Most students would not have had much opportunity to build their credit history by the time they are ready to start college.This begs a few questions – will having no or little credit make it that much more difficult to get a student loan? If you do manage to get a loan with no credit history, will the loan affect your credit score? The following are the most frequently asked questions about the relationship between credit scores and student loans.
Q – Do I need to have a good credit score to get approved for a student loan?
When it comes to credit scores and student loans, federal student loans pay absolutely no attention to a student’s credit history. The federal government takes many factors into account when determining eligibility, but your credit history is not one of them. The federal government does not even consider your credit history while calculating the interest on the loan. All federal loan applicants pay the same rate of interest, regardless of their financial profile or credit scores. However, the same rule does not apply for private student loans.
Your credit history is the key factor that impacts your chances of an approved private loan. It also impacts whether you can get the offered interest rate or not. The better your credit score, the higher the chances of getting approved for a private student loan. Not to mention, the lower the rate of interest you will have to pay. Without a credit history (or with a bad credit history), you will probably need a co-signer to get approved for a private student loan.
Q – Which credit scores do lenders use to determine my eligibility for a loan?
The majority of private lenders use FICO credit scores to determine whether or not to approve loan applications, and at what interest rate.
Q – Which type of loan requires that you pay the interest accumulated during college?
You pay the interest accumulated during college on unsubsidized federal loans. These are low-cost student loans that the federal government offers both undergraduate and postgraduate students while they are still in school. When you take an unsubsidized federal loan, it is your responsibility to pay back the loaned money, as well as the interest that accrued on the loan during your time in college.

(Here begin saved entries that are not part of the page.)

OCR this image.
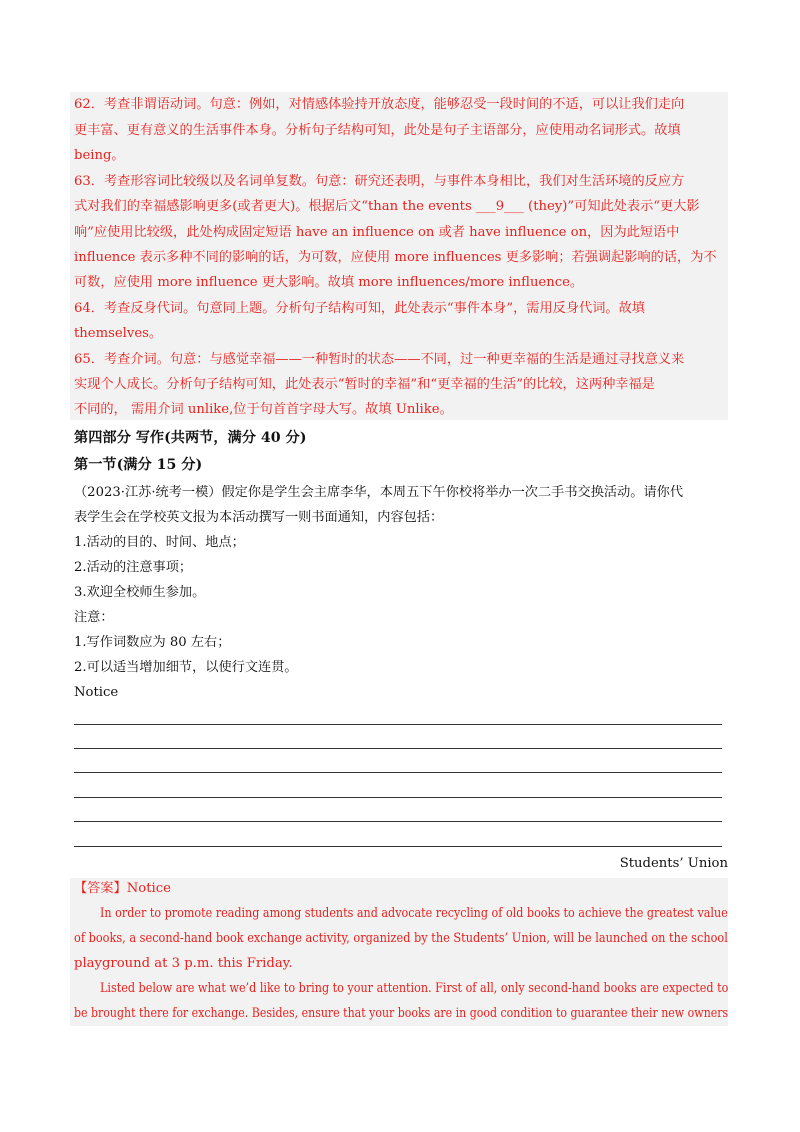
62．考查非谓语动词。句意：例如，对情感体验持开放态度，能够忍受一段时间的不适，可以让我们走向
更丰富、更有意义的生活事件本身。分析句子结构可知，此处是句子主语部分，应使用动名词形式。故填
being。
63．考查形容词比较级以及名词单复数。句意：研究还表明，与事件本身相比，我们对生活环境的反应方
式对我们的幸福感影响更多(或者更大)。根据后文“than the events ___9___ (they)”可知此处表示“更大影
响”应使用比较级，此处构成固定短语 have an influence on 或者 have influence on，因为此短语中
influence 表示多种不同的影响的话，为可数，应使用 more influences 更多影响；若强调起影响的话，为不
可数，应使用 more influence 更大影响。故填 more influences/more influence。
64．考查反身代词。句意同上题。分析句子结构可知，此处表示“事件本身”，需用反身代词。故填
themselves。
65．考查介词。句意：与感觉幸福——一种暂时的状态——不同，过一种更幸福的生活是通过寻找意义来
实现个人成长。分析句子结构可知，此处表示“暂时的幸福”和“更幸福的生活”的比较，这两种幸福是
不同的， 需用介词 unlike,位于句首首字母大写。故填 Unlike。
第四部分 写作(共两节，满分 40 分)
第一节(满分 15 分)
（2023·江苏·统考一模）假定你是学生会主席李华，本周五下午你校将举办一次二手书交换活动。请你代
表学生会在学校英文报为本活动撰写一则书面通知，内容包括：
1.活动的目的、时间、地点；
2.活动的注意事项；
3.欢迎全校师生参加。
注意：
1.写作词数应为 80 左右；
2.可以适当增加细节，以使行文连贯。
Notice
Students’ Union
【答案】Notice
In order to promote reading among students and advocate recycling of old books to achieve the greatest value
of books, a second-hand book exchange activity, organized by the Students’ Union, will be launched on the school
playground at 3 p.m. this Friday.
Listed below are what we’d like to bring to your attention. First of all, only second-hand books are expected to
be brought there for exchange. Besides, ensure that your books are in good condition to guarantee their new owners
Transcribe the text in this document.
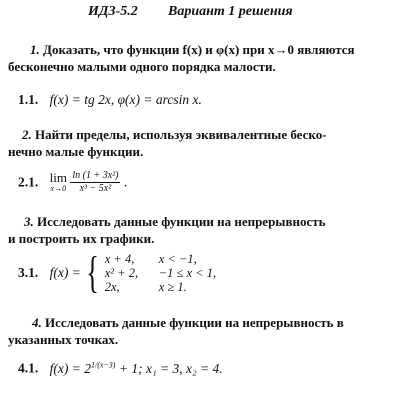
ИДЗ-5.2 Вариант 1 решения
1. Доказать, что функции f(x) и φ(x) при x→0 являются
бесконечно малыми одного порядка малости.
1.1. f(x) = tg 2x, φ(x) = arcsin x.
2. Найти пределы, используя эквивалентные беско-
нечно малые функции.
2.1. lim
x→0
$\frac{\text{ln (1 + 3x²)}}{\text{x³ − 5x²}}$ .
3. Исследовать данные функции на непрерывность
и построить их графики.
3.1. f(x) = { x + 4,	x < −1,
x² + 2,	−1 ≤ x < 1,
2x,	x ≥ 1.
4. Исследовать данные функции на непрерывность в
указанных точках.
4.1. $f(x) = 2^{1/(x-3)} + 1$; x₁ = 3, x₂ = 4.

Q – How do student loans affect my credit score?
As a student, you may not have had the opportunity to build your credit score. But you can start now. Use your student loans to get off to a good start. Make your monthly payments on time, every time, without any delayed or missed payments. That way, you will start to build a good credit history. A good credit score means easier approval for future loans and at a lower interest rate too.
Every time you miss a payment, you get a black mark against your credit score. That can then make it so much more difficult to get approved for any future loans.